There are things that come and go and there are things that lasts long it can be anything money,fame,relationship or even friendship. I try my best to convince myself that I’m a good person when it comes to keeping friendship cuz I don’t really have so many friends at once it’s either one friend or two and it’s okay for me. There’s this guy I met on my second day on campus and he’s in my department so he put me through some of the things I need to know and we became close, on a normal day I don’t smile with anyone or relate with people in my department but the fact that this guy is famous in our department and so many people know him for his intelligence so people started knowing me and gradually his friends are becoming my friends and I started relating more with people and I gradually become the most popular girl in my department. This guy is just a normal friend to me and I never saw him from a different perspective so in my head we’re good friends because I leave for my hostel early immediately after class this guy started leaving early too and I didn’t realize that he has drifted away from his friends and started focusing on me he even ignores his friends whenever we’re together but I felt it was normal and you know he carries my bag for me, buys things and even does some extras but I feel he was doing this because we’re friends even course mates gossip that we’re in a relationship but I never take it seriously.
This particular day came we had test and I didn’t really understand the question so I asked someone to explain after explaining I already knew what to write so when I finished I waited for a few people to submit theirs before submitting.

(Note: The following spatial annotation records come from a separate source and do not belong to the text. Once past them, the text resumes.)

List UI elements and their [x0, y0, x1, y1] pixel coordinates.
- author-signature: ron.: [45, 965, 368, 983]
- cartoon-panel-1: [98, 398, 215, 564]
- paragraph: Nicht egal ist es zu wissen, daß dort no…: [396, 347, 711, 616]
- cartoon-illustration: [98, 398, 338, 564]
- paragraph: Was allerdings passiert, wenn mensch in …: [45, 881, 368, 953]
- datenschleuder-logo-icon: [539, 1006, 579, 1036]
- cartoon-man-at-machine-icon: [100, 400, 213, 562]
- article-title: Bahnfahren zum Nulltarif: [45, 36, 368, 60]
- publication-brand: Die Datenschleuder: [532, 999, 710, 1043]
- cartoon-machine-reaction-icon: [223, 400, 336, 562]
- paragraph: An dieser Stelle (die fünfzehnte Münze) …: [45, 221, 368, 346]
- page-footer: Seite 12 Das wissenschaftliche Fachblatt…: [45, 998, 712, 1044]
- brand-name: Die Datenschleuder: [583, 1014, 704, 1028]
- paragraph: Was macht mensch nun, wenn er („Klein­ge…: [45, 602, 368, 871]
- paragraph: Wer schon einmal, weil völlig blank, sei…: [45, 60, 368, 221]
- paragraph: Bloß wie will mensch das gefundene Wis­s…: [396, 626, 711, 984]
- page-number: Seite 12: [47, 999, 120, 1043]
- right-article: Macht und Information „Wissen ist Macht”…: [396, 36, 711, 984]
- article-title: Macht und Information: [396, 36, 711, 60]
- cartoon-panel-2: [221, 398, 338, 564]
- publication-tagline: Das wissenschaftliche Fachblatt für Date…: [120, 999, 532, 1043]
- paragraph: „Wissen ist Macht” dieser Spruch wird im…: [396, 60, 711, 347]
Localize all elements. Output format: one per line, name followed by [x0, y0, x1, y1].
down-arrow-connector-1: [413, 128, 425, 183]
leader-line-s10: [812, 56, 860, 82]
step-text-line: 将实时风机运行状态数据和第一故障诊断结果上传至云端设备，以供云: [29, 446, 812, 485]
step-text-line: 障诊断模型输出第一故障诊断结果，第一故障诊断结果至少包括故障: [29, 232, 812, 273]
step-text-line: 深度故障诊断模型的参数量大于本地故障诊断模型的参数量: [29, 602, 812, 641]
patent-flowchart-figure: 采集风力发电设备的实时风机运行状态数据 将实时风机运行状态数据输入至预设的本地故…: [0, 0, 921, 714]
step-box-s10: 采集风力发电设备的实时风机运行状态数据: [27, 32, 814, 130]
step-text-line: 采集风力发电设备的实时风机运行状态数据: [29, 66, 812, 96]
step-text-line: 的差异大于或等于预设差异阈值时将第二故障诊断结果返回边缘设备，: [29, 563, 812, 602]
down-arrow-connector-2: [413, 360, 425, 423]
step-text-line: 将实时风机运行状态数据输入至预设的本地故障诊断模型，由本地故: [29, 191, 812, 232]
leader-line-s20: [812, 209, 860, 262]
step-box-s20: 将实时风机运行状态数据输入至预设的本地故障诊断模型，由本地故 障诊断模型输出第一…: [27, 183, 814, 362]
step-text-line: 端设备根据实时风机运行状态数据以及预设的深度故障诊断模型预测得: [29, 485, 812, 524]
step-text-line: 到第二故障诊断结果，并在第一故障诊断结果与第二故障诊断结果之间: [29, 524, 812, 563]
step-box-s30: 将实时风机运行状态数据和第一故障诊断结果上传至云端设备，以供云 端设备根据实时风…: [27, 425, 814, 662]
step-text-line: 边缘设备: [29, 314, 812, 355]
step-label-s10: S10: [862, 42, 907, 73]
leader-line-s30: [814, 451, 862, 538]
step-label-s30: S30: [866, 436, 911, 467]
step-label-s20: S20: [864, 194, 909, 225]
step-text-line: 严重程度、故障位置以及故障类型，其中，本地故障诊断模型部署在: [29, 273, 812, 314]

After the test my friend and I had an argument and I just left the class and came back after two hours, this guy did a seventeen minutes voice note apologizing for what he did but deep down I know I was the cause of the argument but I just accepted his apology then few weeks later he asked me out, I didn’t see it as a big deal to go out with my friend but something came up so I couldn’t go then he later asked me to be his girlfriend, for my friend to be interested in me I was shocked cuz I always tell him things that I hate about guys and I didn’t understand why, for the fact that I’ve never seen him as a man cuz he was literally my closest friend was really shocking. I didn’t prolong things I gave him my answer on the spot and he wasn’t surprised cuz why would I date a friend at this point of my life so I told him no.
Anyone hearing this story would be like is he not good looking and stuff, yea he’s not , to me cuz right now there’s a chasm between us that can’t be fixed and I don’t ever want it fixed.